Apa Bedanya Superflu dengan Flu Biasa? Ini Penjelasannya

Istilah superflu belakangan ramai diperbincangkan seiring meningkatnya kasus influenza di sejumlah negara.

Banyak orang mengaitkannya dengan flu yang terasa lebih berat, menular cepat, dan menyebabkan gejala yang lebih lama dibandingkan flu biasa.

Namun, apakah superflu benar-benar penyakit baru? Atau hanya istilah populer untuk menggambarkan kondisi influenza yang sedang melonjak?

Apa itu superflu?

Dalam literatur medis, tidak ada diagnosis bernama superflu.

Dikutip dari Today, lembaga kesehatan seperti Centers for Disease Control and Prevention (CDC) menyebut bahwa istilah ini umumnya merujuk pada musim influenza dengan tingkat penularan tinggi, sering kali dipicu oleh dominasi virus influenza A, seperti subtipe H3N2.

Ketua Pengurus Pusat IDAI DR. Dr. Piprim Basarah Yanuarso juga mengatakan hal yang sama.

Ia menjelaskan bahwa superflu bukan merupakan terminologi medis, melainkan istilah yang kerap dipakai oleh orang awam yang menggambarkan infeksi influenza A H3N2 subclade K.

Pada musim tertentu, virus influenza dapat menyebar lebih cepat atau menyebabkan gejala yang terasa lebih berat, terutama pada anak-anak, lansia, dan orang dengan penyakit kronis.

Kondisi inilah yang kemudian populer disebut sebagai superflu, meskipun secara biologis tetap merupakan influenza biasa.

Perbedaan superflu dan flu biasa

Agar tidak keliru, penting membedakan antara influenza, yang sering disebut sebagai superflu, dengan flu biasa (common cold).

  • Penyebab penyakit

Flu biasa disebabkan oleh ratusan jenis virus, dengan rhinovirus sebagai penyebab paling umum.

Sementara itu, influenza disebabkan secara spesifik oleh virus influenza, terutama tipe A dan B.

  • Gejala yang muncul

Flu biasa umumnya menimbulkan gejala ringan seperti hidung meler atau tersumbat, bersin, batuk ringan, dan sakit tenggorokan. Demam jarang terjadi pada orang dewasa.

Sebaliknya, influenza termasuk yang kerap disebut superflu, biasanya datang secara tiba-tiba dengan gejala yang lebih berat, seperti demam tinggi, nyeri otot, sakit kepala, batuk kering, menggigil, dan kelelahan ekstrem.

Ilustrasi flu. Kasus flu meningkat tajam dan ramai disebut ?super flu?, namun dokter menegaskan kondisi ini disebabkan varian yang lebih mudah menular, bukan virus baru.Freepik/benzoix Ilustrasi flu.
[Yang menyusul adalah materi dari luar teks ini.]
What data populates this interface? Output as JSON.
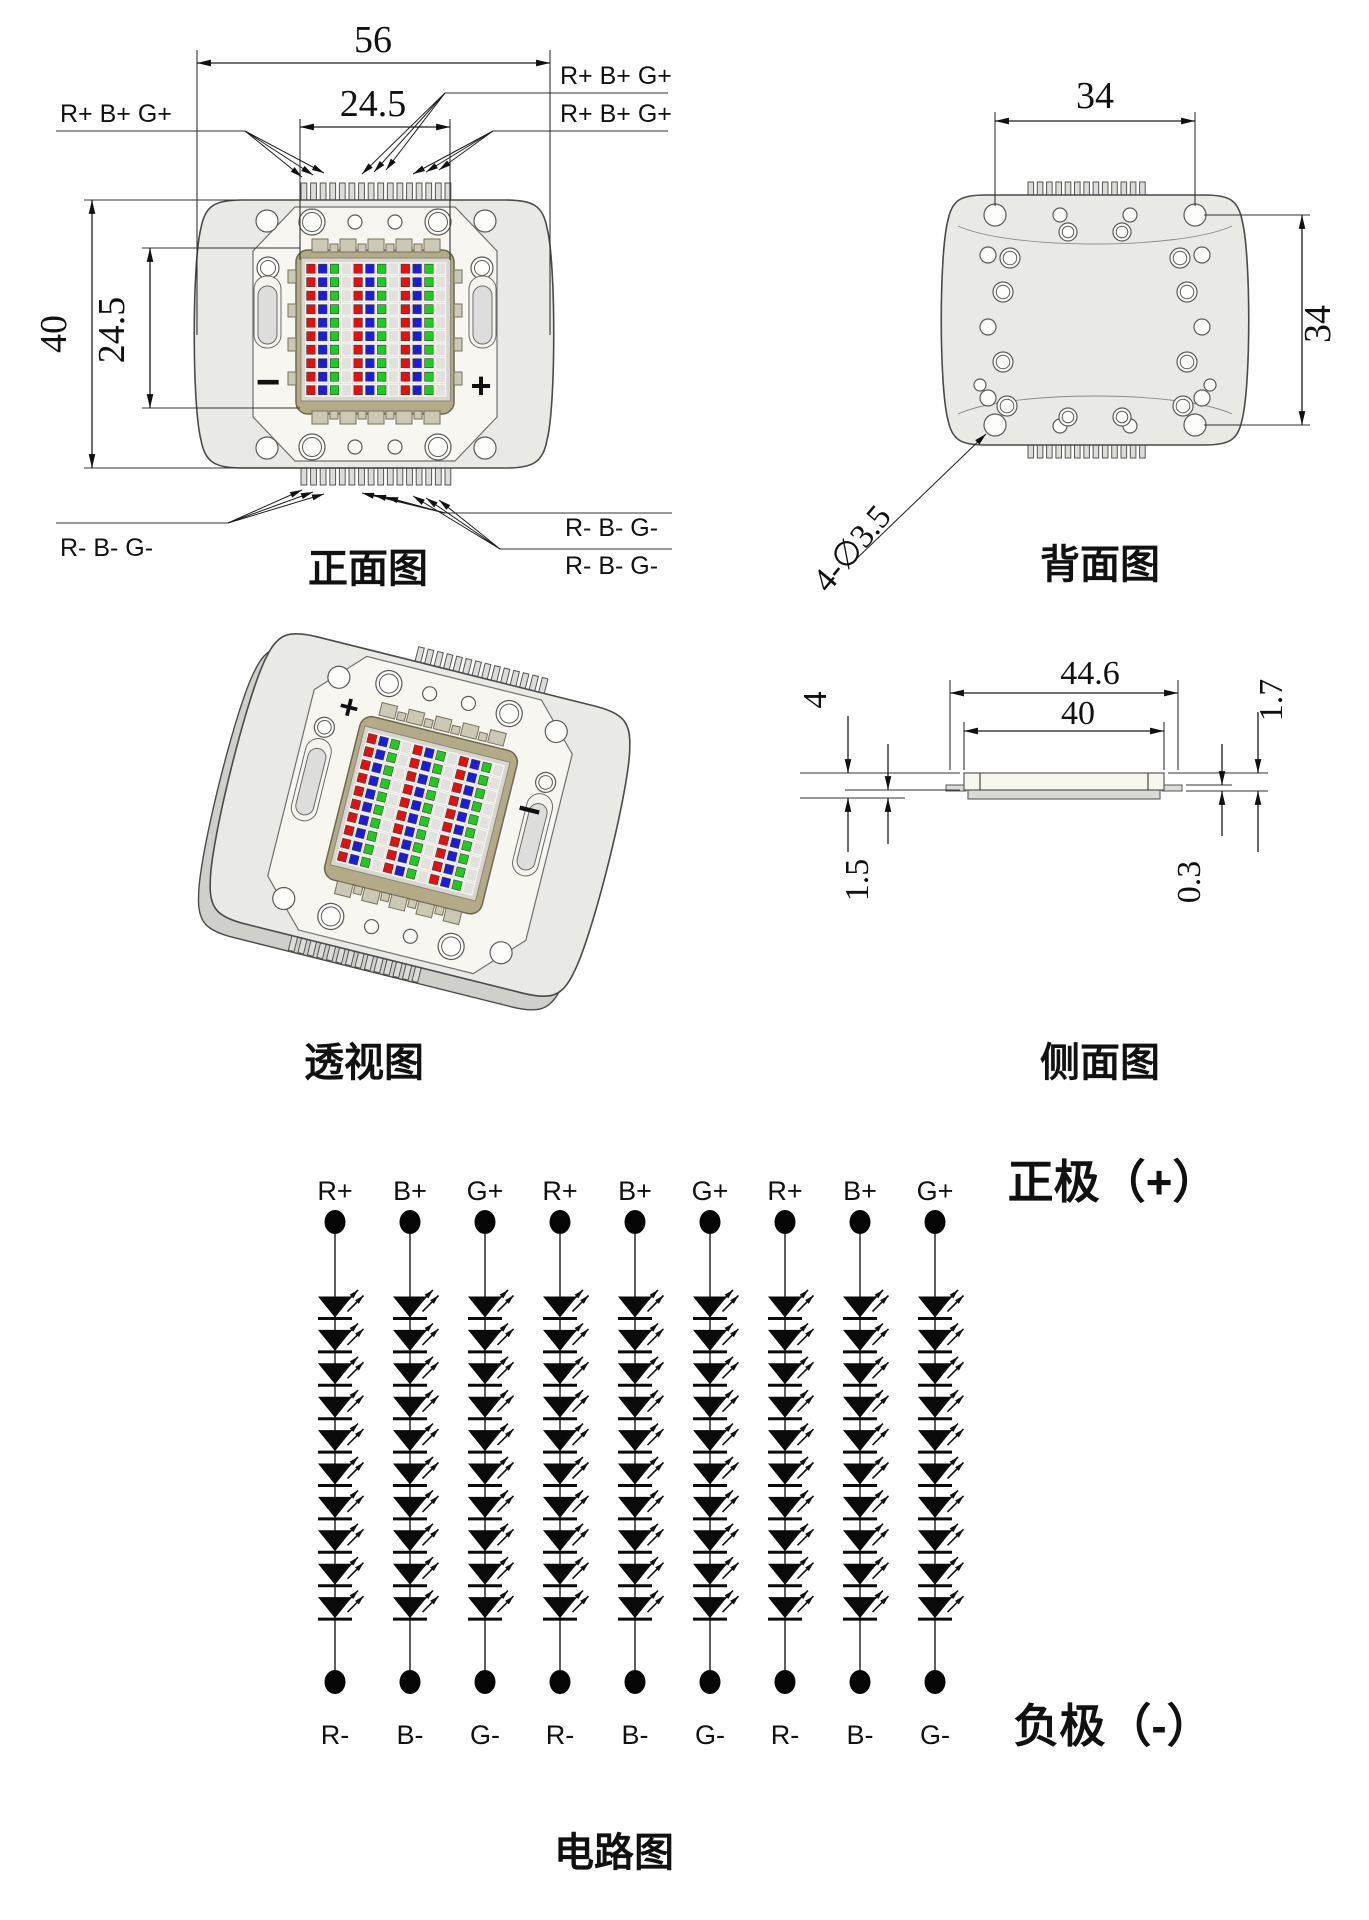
{
  "front_view": {
    "caption": "正面图",
    "dims": {
      "overall_width": "56",
      "emitter_width": "24.5",
      "overall_height": "40",
      "emitter_height": "24.5"
    },
    "polarity": {
      "minus": "−",
      "plus": "+"
    },
    "leads": {
      "top_left": "R+ B+ G+",
      "top_right_1": "R+ B+ G+",
      "top_right_2": "R+ B+ G+",
      "bottom_left": "R- B- G-",
      "bottom_right_1": "R- B- G-",
      "bottom_right_2": "R- B- G-"
    }
  },
  "back_view": {
    "caption": "背面图",
    "dims": {
      "hole_span_h": "34",
      "hole_span_v": "34"
    },
    "hole_note": "4-∅3.5"
  },
  "perspective_view": {
    "caption": "透视图",
    "polarity": {
      "plus": "+",
      "minus": "−"
    }
  },
  "side_view": {
    "caption": "侧面图",
    "dims": {
      "overall_width": "44.6",
      "body_width": "40",
      "total_height": "4",
      "base_height": "1.5",
      "body_height": "1.7",
      "pin_thickness": "0.3"
    }
  },
  "circuit": {
    "caption": "电路图",
    "positive_label": "正极（+）",
    "negative_label": "负极（-）",
    "top_terminals": [
      "R+",
      "B+",
      "G+",
      "R+",
      "B+",
      "G+",
      "R+",
      "B+",
      "G+"
    ],
    "bottom_terminals": [
      "R-",
      "B-",
      "G-",
      "R-",
      "B-",
      "G-",
      "R-",
      "B-",
      "G-"
    ],
    "strings": 9,
    "leds_per_string": 10
  },
  "led_colors": {
    "red": "#e60f0f",
    "blue": "#1c1cdd",
    "green": "#1ecb1e"
  }
}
Kasus flu meningkat tajam dan ramai disebut ?super flu?, namun dokter menegaskan kondisi ini disebabkan varian yang lebih mudah menular, bukan virus baru.

Apakah superflu cepat menular?

Varian subclade K diketahui memiliki kemampuan evolusi yang tinggi.
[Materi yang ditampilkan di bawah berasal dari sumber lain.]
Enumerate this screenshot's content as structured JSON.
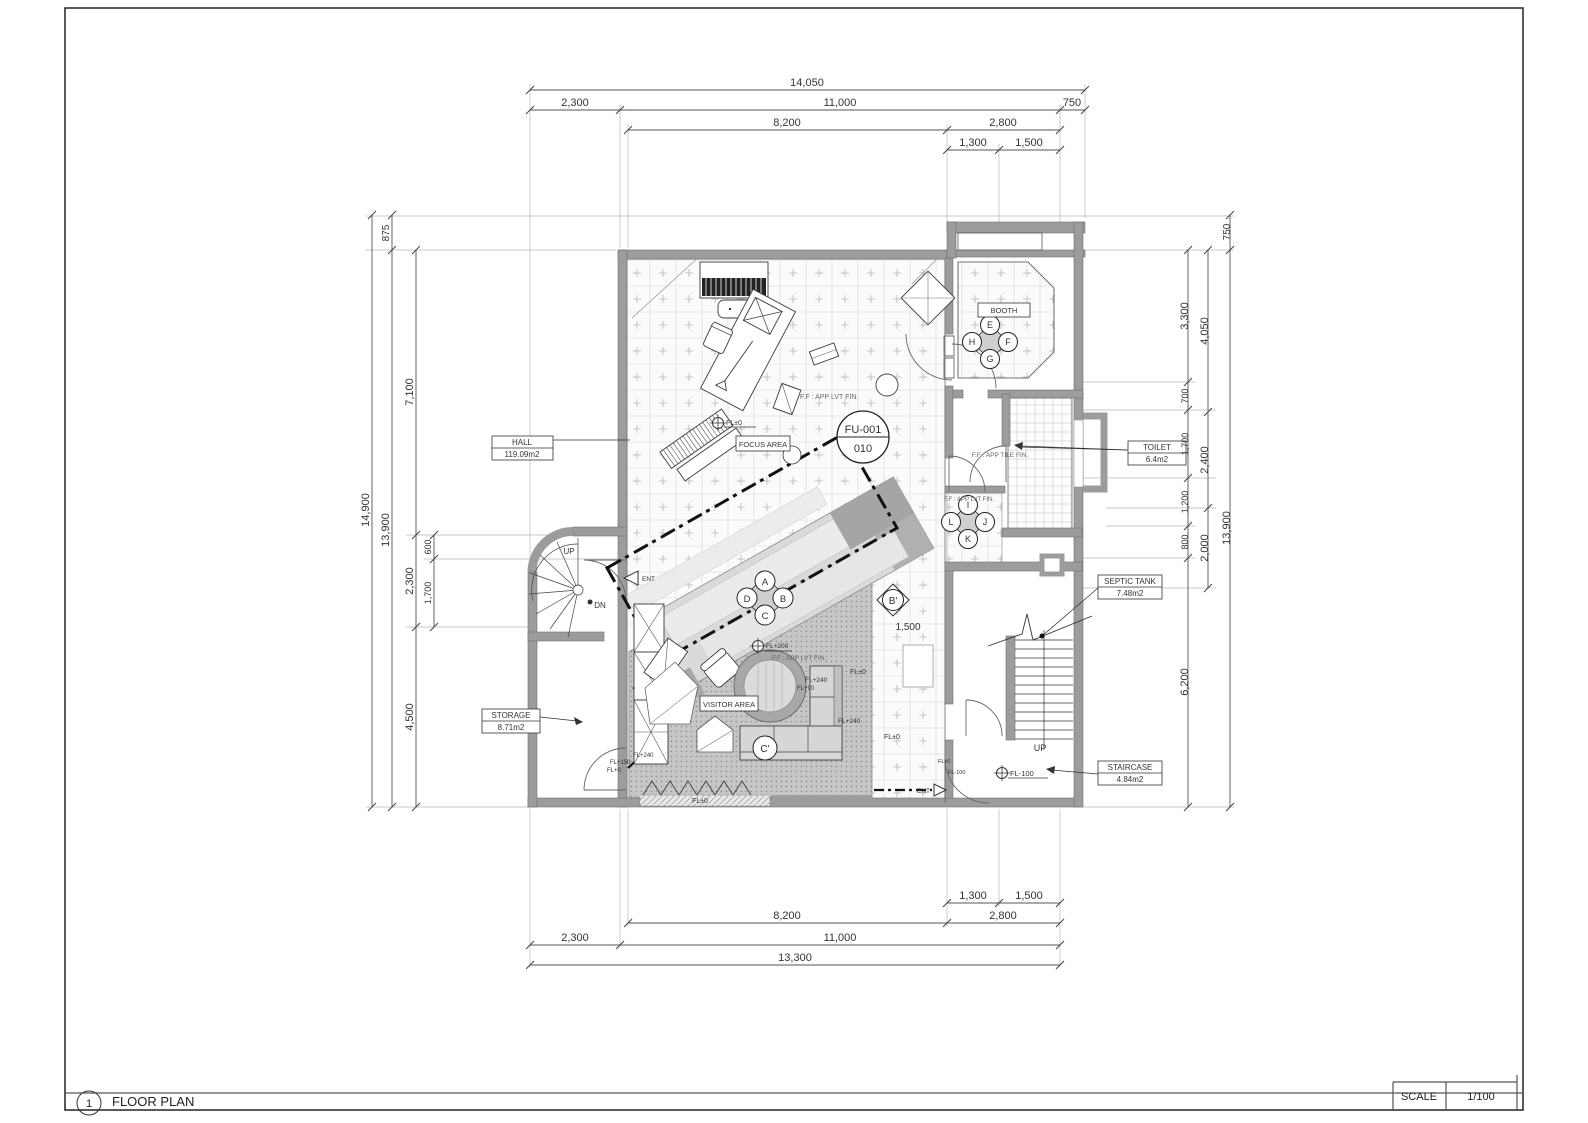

Hal tersebut membuat virus lebih cepat menular, sehingga berisiko meningkatkan jumlah kasus influenza di masyarakat, seperti di Amerika Serikat.

Lonjakan kasus ini sering dipengaruhi oleh faktor seperti penurunan kekebalan tubuh pascapandemi, rendahnya cakupan vaksinasi flu, atau mutasi kecil pada virus influenza yang membuatnya lebih mudah menular.

Cara mencegah influenza dan flu biasa

Pencegahan tetap menjadi langkah utama untuk menurunkan risiko tertular, baik flu biasa maupun influenza. Beberapa langkah yang dianjurkan antara lain:

  • Menjaga kebersihan tangan dengan mencuci tangan secara rutin
  • Menggunakan masker saat sakit atau berada di kerumunan
  • Menerapkan etika batuk dan bersin
  • Menjaga daya tahan tubuh dengan istirahat cukup dan gizi seimbang
  • Mendapatkan vaksin influenza tahunan, terutama bagi kelompok berisiko

CDC menegaskan bahwa vaksin flu tetap menjadi cara paling efektif untuk mencegah influenza berat dan komplikasinya.

Kapan harus ke dokter?

Segera periksakan diri ke dokter jika mengalami demam tinggi yang tidak kunjung turun, sesak napas, nyeri dada, muntah hebat, atau gejala flu yang memburuk setelah beberapa hari.

Penanganan medis yang cepat dapat membantu mencegah komplikasi serius akibat influenza.